One successful method for implementing singletons in PHP5 is to use a factory method to create a singleton. The factory method keeps a private reference to the original instance of the class and returns that on request. Here is a Factory pattern example. getInstance() is a factory method that returns the single instance of the class Singleton.

class Singleton {
  private static $instance = false;
  public $property;
  private function _ _construct() {}
  public static function getInstance()
  {
    if(self::$instance === false) {
      self::$instance = new Singleton;
    }
    return self::$instance;
  }
}
$a = Singleton::getInstance();
$b = Singleton::getInstance();
$a->property = "hello world";
print $b->property;

Running this generates the output "hello world", as you would expect from a singleton. Notice that you declared the constructor method private. That is not a typo; when you make it a private method, you cannot create an instance via new Singleton except inside the scope of the class. If you attempt to instantiate outside the class, you get a fatal error.

Some people are pathologically opposed to factory methods. To satisfy developers who have such leanings, you can also use the _ _get() and _ _set() operators to create a singleton that is created through a constructor:

class Singleton {
  private static $props = array();

  public function _ _construct() {}
  public function _ _get($name)
  {
    if(array_key_exists($name, self::$props)) {
      return self::$props[$name];
    }
  }
  public function _ _set($name, $value)
  {
    self::$props[$name] = $value;
  }
}

$a = new Singleton;
$b = new Singleton;
$a->property = "hello world";
print $b->property;

In this example, the class stores all its property values in a static array.

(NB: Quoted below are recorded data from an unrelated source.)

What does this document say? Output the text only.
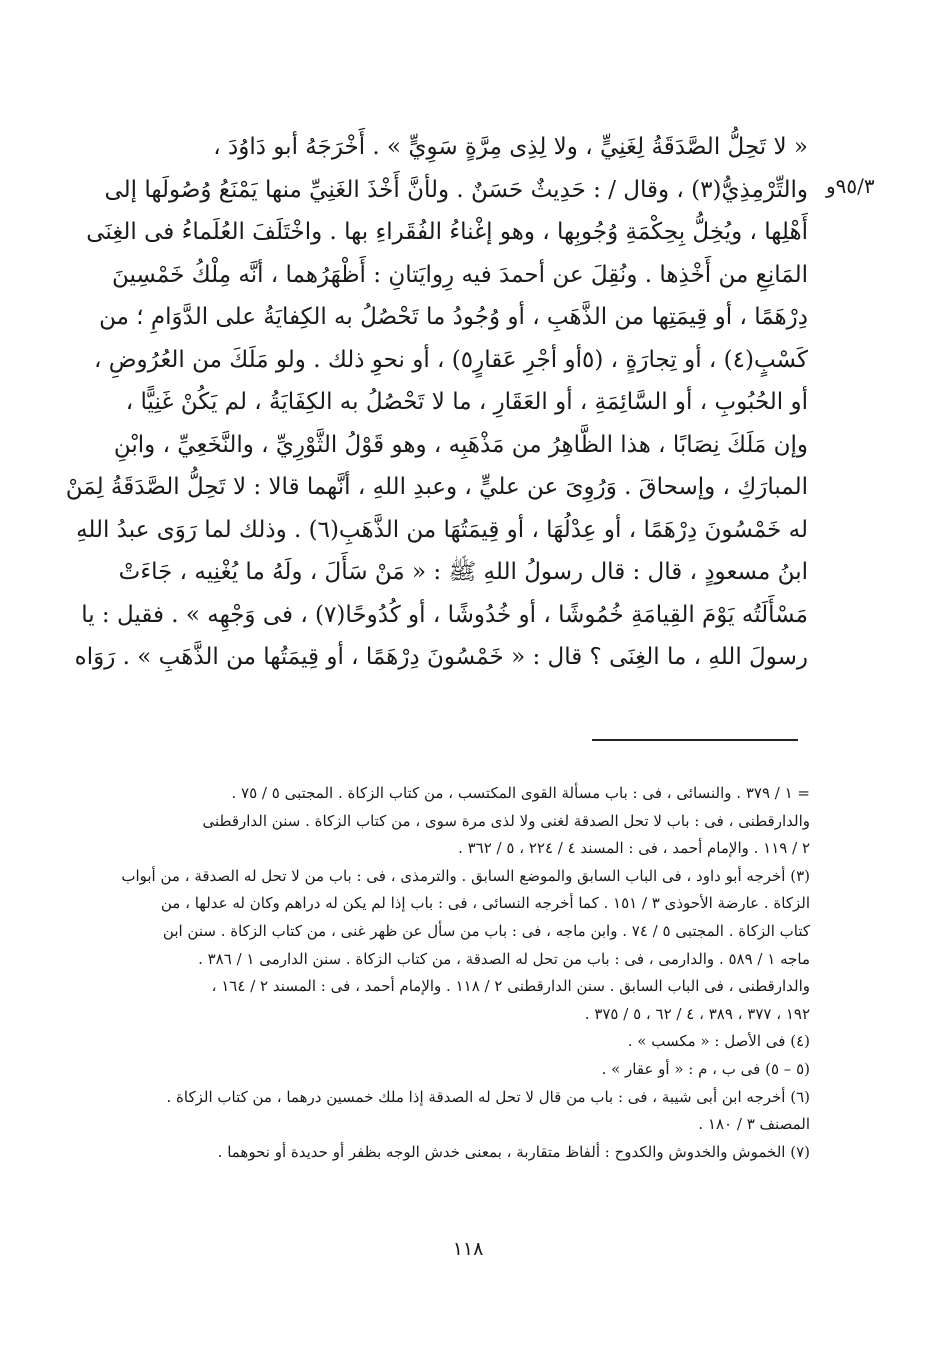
٩٥/٣و
« لا تَحِلُّ الصَّدَقَةُ لِغَنِيٍّ ، ولا لِذِى مِرَّةٍ سَوِيٍّ » . أَخْرَجَهُ أبو دَاوُدَ ،
والتِّرْمِذِيُّ(٣) ، وقال / : حَدِيثٌ حَسَنٌ . ولأنَّ أَخْذَ الغَنِيِّ منها يَمْنَعُ وُصُولَها إلى
أَهْلِها ، ويُخِلُّ بِحِكْمَةِ وُجُوبِها ، وهو إغْناءُ الفُقَراءِ بها . واخْتَلَفَ العُلَماءُ فى الغِنَى
المَانِعِ من أَخْذِها . ونُقِلَ عن أحمدَ فيه رِوايَتانِ : أَظْهَرُهما ، أنَّه مِلْكُ خَمْسِينَ
دِرْهَمًا ، أو قِيمَتِها من الذَّهَبِ ، أو وُجُودُ ما تَحْصُلُ به الكِفايَةُ على الدَّوَامِ ؛ من
كَسْبٍ(٤) ، أو تِجارَةٍ ، (٥أو أجْرِ عَقارٍ٥) ، أو نحوِ ذلك . ولو مَلَكَ من العُرُوضِ ،
أو الحُبُوبِ ، أو السَّائِمَةِ ، أو العَقَارِ ، ما لا تَحْصُلُ به الكِفَايَةُ ، لم يَكُنْ غَنِيًّا ،
وإن مَلَكَ نِصَابًا ، هذا الظَّاهِرُ من مَذْهَبِه ، وهو قَوْلُ الثَّوْرِيِّ ، والنَّخَعِيِّ ، وابْنِ
المبارَكِ ، وإسحاقَ . وَرُوِىَ عن عليٍّ ، وعبدِ اللهِ ، أنَّهما قالا : لا تَحِلُّ الصَّدَقَةُ لِمَنْ
له خَمْسُونَ دِرْهَمًا ، أو عِدْلُهَا ، أو قِيمَتُهَا من الذَّهَبِ(٦) . وذلك لما رَوَى عبدُ اللهِ
ابنُ مسعودٍ ، قال : قال رسولُ اللهِ ﷺ : « مَنْ سَأَلَ ، ولَهُ ما يُغْنِيه ، جَاءَتْ
مَسْأَلَتُه يَوْمَ القِيامَةِ خُمُوشًا ، أو خُدُوشًا ، أو كُدُوحًا(٧) ، فى وَجْهِه » . فقيل : يا
رسولَ اللهِ ، ما الغِنَى ؟ قال : « خَمْسُونَ دِرْهَمًا ، أو قِيمَتُها من الذَّهَبِ » . رَوَاه
= ١ / ٣٧٩ . والنسائى ، فى : باب مسألة القوى المكتسب ، من كتاب الزكاة . المجتبى ٥ / ٧٥ .
والدارقطنى ، فى : باب لا تحل الصدقة لغنى ولا لذى مرة سوى ، من كتاب الزكاة . سنن الدارقطنى
٢ / ١١٩ . والإمام أحمد ، فى : المسند ٤ / ٢٢٤ ، ٥ / ٣٦٢ .
(٣) أخرجه أبو داود ، فى الباب السابق والموضع السابق . والترمذى ، فى : باب من لا تحل له الصدقة ، من أبواب
الزكاة . عارضة الأحوذى ٣ / ١٥١ . كما أخرجه النسائى ، فى : باب إذا لم يكن له دراهم وكان له عدلها ، من
كتاب الزكاة . المجتبى ٥ / ٧٤ . وابن ماجه ، فى : باب من سأل عن ظهر غنى ، من كتاب الزكاة . سنن ابن
ماجه ١ / ٥٨٩ . والدارمى ، فى : باب من تحل له الصدقة ، من كتاب الزكاة . سنن الدارمى ١ / ٣٨٦ .
والدارقطنى ، فى الباب السابق . سنن الدارقطنى ٢ / ١١٨ . والإمام أحمد ، فى : المسند ٢ / ١٦٤ ،
١٩٢ ، ٣٧٧ ، ٣٨٩ ، ٤ / ٦٢ ، ٥ / ٣٧٥ .
(٤) فى الأصل : « مكسب » .
(٥ – ٥) فى ب ، م : « أو عقار » .
(٦) أخرجه ابن أبى شيبة ، فى : باب من قال لا تحل له الصدقة إذا ملك خمسين درهما ، من كتاب الزكاة .
المصنف ٣ / ١٨٠ .
(٧) الخموش والخدوش والكدوح : ألفاظ متقاربة ، بمعنى خدش الوجه بظفر أو حديدة أو نحوهما .
١١٨
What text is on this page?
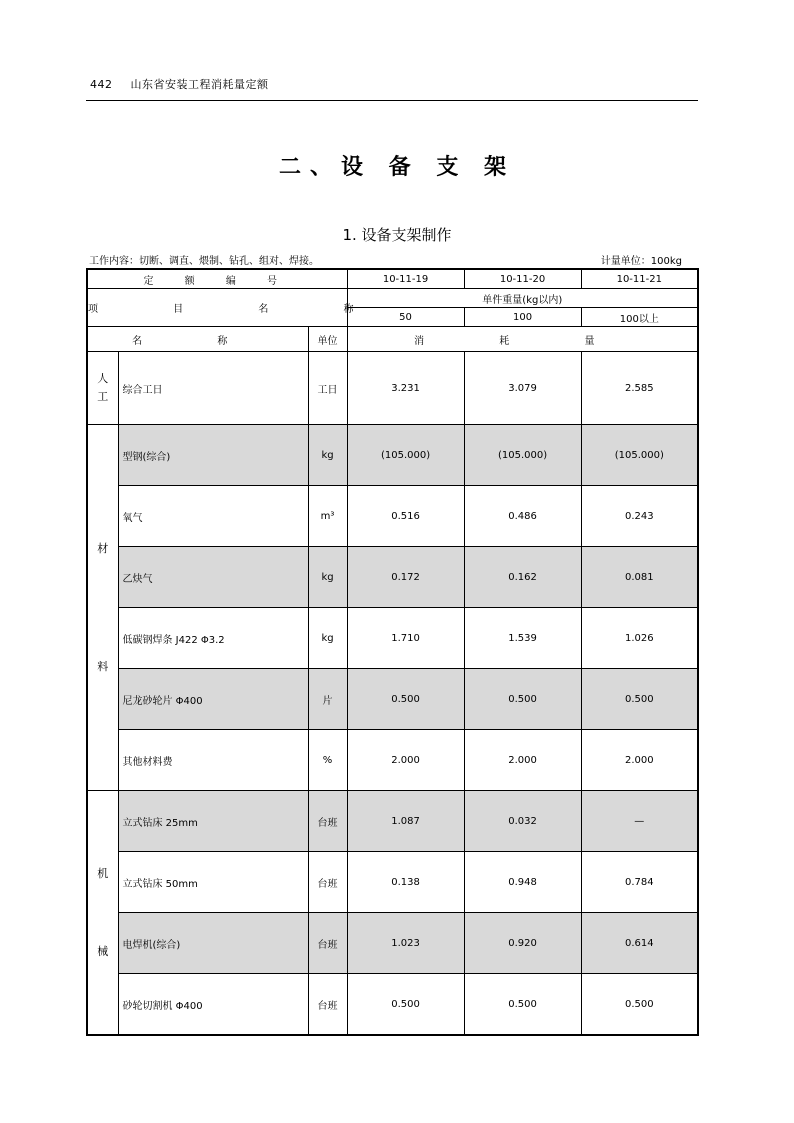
442 山东省安装工程消耗量定额
二、设 备 支 架
1. 设备支架制作
工作内容：切断、调直、煨制、钻孔、组对、焊接。	计量单位：100kg
定 额 编 号			10-11-19	10-11-20	10-11-21
项 目 名 称			单件重量(kg以内)		
			50	100	100以上
名 称		单位	消 耗 量		
人工	综合工日	工日	3.231	3.079	2.585

材
料	型钢(综合)	kg	(105.000)	(105.000)	(105.000)
	氧气	m³	0.516	0.486	0.243
	乙炔气	kg	0.172	0.162	0.081
	低碳钢焊条 J422 Φ3.2	kg	1.710	1.539	1.026
	尼龙砂轮片 Φ400	片	0.500	0.500	0.500
	其他材料费	%	2.000	2.000	2.000

机
械	立式钻床 25mm	台班	1.087	0.032	—
	立式钻床 50mm	台班	0.138	0.948	0.784
	电焊机(综合)	台班	1.023	0.920	0.614
	砂轮切割机 Φ400	台班	0.500	0.500	0.500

When a property is accessed for reading or writing, the _ _get and _ _set access handlers look into the static class array instead of inside the object's internal property table.

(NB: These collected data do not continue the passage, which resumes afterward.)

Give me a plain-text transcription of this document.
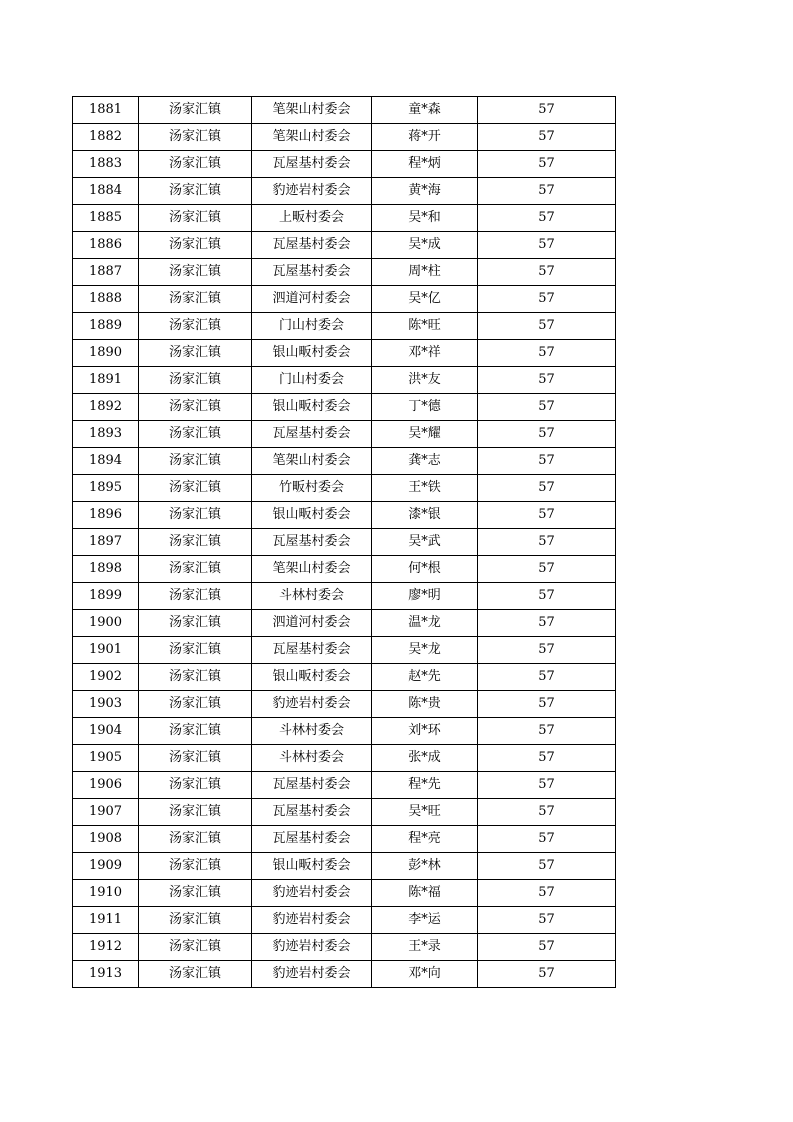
1881	汤家汇镇	笔架山村委会	童*森	57
1882	汤家汇镇	笔架山村委会	蒋*开	57
1883	汤家汇镇	瓦屋基村委会	程*炳	57
1884	汤家汇镇	豹迹岩村委会	黄*海	57
1885	汤家汇镇	上畈村委会	吴*和	57
1886	汤家汇镇	瓦屋基村委会	吴*成	57
1887	汤家汇镇	瓦屋基村委会	周*柱	57
1888	汤家汇镇	泗道河村委会	吴*亿	57
1889	汤家汇镇	门山村委会	陈*旺	57
1890	汤家汇镇	银山畈村委会	邓*祥	57
1891	汤家汇镇	门山村委会	洪*友	57
1892	汤家汇镇	银山畈村委会	丁*德	57
1893	汤家汇镇	瓦屋基村委会	吴*耀	57
1894	汤家汇镇	笔架山村委会	龚*志	57
1895	汤家汇镇	竹畈村委会	王*铁	57
1896	汤家汇镇	银山畈村委会	漆*银	57
1897	汤家汇镇	瓦屋基村委会	吴*武	57
1898	汤家汇镇	笔架山村委会	何*根	57
1899	汤家汇镇	斗林村委会	廖*明	57
1900	汤家汇镇	泗道河村委会	温*龙	57
1901	汤家汇镇	瓦屋基村委会	吴*龙	57
1902	汤家汇镇	银山畈村委会	赵*先	57
1903	汤家汇镇	豹迹岩村委会	陈*贵	57
1904	汤家汇镇	斗林村委会	刘*环	57
1905	汤家汇镇	斗林村委会	张*成	57
1906	汤家汇镇	瓦屋基村委会	程*先	57
1907	汤家汇镇	瓦屋基村委会	吴*旺	57
1908	汤家汇镇	瓦屋基村委会	程*亮	57
1909	汤家汇镇	银山畈村委会	彭*林	57
1910	汤家汇镇	豹迹岩村委会	陈*福	57
1911	汤家汇镇	豹迹岩村委会	李*运	57
1912	汤家汇镇	豹迹岩村委会	王*录	57
1913	汤家汇镇	豹迹岩村委会	邓*向	57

Personally, I have no aversion to factory methods, so I prefer to use them. Singletons are relatively rare in an application and so having to instantiate them in a special manner (via their factory) reinforces that they are different. Plus, by using the private constructor, you can prevent rogue instantiations of new members of the class.

Chapter 6, "Unit Testing," uses a factory method to create a pseudo-singleton where a class has only one global instance per unique parameter.